Fifty-eight percent of customers reported wanting to receive advice through their bank’s website and mobile app, but only 12 percent of customers had actually received advice in this manner. For community and regional banks looking to bolster their digital financial advice offerings, it might be helpful to look at the customer satisfaction advice leaderboard. Bank of America, the institution with the highest-rated advice satisfaction ranking, has many areas both on its website and within its app to assist customers with the financial advice they may be looking for. In fact, Bank of America has a section on their website called “Better Money Habits®,” where it offers a wide variety of videos and articles to help customers manage numerous areas of their financial life, including debt, home ownership, college, and retirement. Offering a digital loan application, for example, can not only make it more convenient for businesses to apply outside of their work hours, but it can also help them get information online about what information required for a loan application and what lenders look for when they approve loans.

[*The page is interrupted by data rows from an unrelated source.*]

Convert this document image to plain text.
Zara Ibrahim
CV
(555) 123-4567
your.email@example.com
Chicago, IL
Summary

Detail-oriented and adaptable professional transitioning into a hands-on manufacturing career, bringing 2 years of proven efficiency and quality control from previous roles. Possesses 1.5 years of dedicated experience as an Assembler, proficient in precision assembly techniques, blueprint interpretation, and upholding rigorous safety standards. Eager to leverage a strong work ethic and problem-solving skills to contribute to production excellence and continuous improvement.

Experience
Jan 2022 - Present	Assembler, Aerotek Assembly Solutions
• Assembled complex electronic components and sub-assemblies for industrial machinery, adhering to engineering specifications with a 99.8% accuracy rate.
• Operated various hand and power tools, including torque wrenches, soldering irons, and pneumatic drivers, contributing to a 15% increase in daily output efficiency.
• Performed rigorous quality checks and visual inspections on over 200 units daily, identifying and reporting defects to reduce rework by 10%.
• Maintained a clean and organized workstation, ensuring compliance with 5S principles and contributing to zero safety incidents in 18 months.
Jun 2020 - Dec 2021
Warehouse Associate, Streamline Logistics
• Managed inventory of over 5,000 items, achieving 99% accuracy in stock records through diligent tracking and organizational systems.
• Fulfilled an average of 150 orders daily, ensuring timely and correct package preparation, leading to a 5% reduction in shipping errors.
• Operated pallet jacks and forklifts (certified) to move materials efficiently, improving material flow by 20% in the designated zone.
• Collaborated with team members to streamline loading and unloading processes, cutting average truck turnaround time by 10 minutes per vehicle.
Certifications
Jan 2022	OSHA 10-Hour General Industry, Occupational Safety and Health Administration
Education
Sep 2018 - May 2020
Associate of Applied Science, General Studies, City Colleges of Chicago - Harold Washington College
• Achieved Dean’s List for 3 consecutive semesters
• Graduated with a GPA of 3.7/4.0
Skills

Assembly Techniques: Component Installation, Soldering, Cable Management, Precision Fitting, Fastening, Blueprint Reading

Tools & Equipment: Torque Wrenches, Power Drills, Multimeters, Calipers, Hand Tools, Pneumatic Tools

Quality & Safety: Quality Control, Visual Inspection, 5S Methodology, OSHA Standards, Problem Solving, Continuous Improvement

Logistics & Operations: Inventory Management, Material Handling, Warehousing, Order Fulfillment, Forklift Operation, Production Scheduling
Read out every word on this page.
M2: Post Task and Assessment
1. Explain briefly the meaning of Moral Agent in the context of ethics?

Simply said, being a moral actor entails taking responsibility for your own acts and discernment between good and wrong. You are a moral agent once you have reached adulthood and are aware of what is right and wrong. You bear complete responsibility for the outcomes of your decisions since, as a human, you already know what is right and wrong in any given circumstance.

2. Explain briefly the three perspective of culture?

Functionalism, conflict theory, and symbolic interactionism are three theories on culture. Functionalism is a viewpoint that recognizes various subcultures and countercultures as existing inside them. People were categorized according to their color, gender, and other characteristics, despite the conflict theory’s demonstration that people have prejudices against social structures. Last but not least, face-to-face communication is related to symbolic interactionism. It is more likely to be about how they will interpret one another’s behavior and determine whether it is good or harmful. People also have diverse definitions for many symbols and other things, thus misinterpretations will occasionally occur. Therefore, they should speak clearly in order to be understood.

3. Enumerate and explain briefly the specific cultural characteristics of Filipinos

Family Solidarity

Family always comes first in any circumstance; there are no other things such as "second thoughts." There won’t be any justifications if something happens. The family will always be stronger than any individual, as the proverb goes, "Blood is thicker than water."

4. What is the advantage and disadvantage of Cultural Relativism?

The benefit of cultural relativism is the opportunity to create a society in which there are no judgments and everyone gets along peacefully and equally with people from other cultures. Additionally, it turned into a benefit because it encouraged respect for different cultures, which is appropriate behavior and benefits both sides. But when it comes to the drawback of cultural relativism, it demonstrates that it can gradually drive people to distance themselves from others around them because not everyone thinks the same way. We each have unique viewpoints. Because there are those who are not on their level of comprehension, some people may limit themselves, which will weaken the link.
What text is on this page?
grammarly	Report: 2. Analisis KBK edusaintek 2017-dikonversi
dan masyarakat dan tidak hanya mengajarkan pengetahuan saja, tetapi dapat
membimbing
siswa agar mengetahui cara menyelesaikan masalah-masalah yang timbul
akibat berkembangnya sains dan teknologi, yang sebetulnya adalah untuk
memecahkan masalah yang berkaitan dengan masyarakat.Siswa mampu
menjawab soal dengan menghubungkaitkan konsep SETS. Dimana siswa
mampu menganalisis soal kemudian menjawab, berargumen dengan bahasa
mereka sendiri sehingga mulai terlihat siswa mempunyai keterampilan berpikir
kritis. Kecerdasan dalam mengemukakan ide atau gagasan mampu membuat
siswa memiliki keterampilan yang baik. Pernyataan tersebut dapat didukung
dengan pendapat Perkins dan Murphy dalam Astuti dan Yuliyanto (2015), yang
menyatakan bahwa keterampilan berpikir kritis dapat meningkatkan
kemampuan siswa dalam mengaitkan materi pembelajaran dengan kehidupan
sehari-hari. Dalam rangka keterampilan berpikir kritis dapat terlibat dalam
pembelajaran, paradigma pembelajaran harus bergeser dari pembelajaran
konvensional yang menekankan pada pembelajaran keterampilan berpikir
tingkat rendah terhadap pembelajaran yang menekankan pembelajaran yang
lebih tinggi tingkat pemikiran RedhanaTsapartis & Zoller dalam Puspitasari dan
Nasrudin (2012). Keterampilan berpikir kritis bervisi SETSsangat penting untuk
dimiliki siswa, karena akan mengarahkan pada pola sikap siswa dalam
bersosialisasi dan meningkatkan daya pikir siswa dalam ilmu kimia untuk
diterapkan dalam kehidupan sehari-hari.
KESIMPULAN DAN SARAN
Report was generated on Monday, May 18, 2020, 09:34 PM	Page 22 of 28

Be the resource customers can trust
If there’s one area that sets community banks apart from big banks, it’s their local focus and knack for relationship banking. Community banks tend to work more closely with their customers to ensure their needs are met and ensure that they are served with a personal touch. Providing financial advice to customers and small business customers is an untapped opportunity for these community financial institutions to deepen their relationships beyond the typical depositor-borrower partnership.
To leverage this in financial advice, the J.D. Power Retail Banking Advice study found that overall satisfaction with the account opening process increases 161 points (total scores are on a 1,000-point scale) when benefits and features are explained completely and 44 points when fees are clearly explained. In other words, transparency is critical to potential bank customers in new accounting opening, which is a common venue for delivering advice. Moving from a sales focus to an “advice culture” has increased banks’ new account openings, trust, and advocacy.
While customers want to receive advice digitally, only 45 percent of customers felt that their needs were met when using a bank’s website or app for advice, and 33 percent among those receiving advice via email. However, a majority (58 percent) of customers who received face-to-face advice from their bank felt that their needs were completely met. Digital offerings are incredibly important to customer satisfaction, but for community banks that have fewer resources to invest in technology, this is a positive statistic.
The quality of financial advice is seen as a key differentiator for banks across the country, yet many banks – especially smaller community and regional banks – miss out on this opportunity. Going forward, it will be especially important for these banks to tap into ways to deliver financial advice, whether it’s through face-to-face interactions or digital offerings, in order to keep pace with big banks.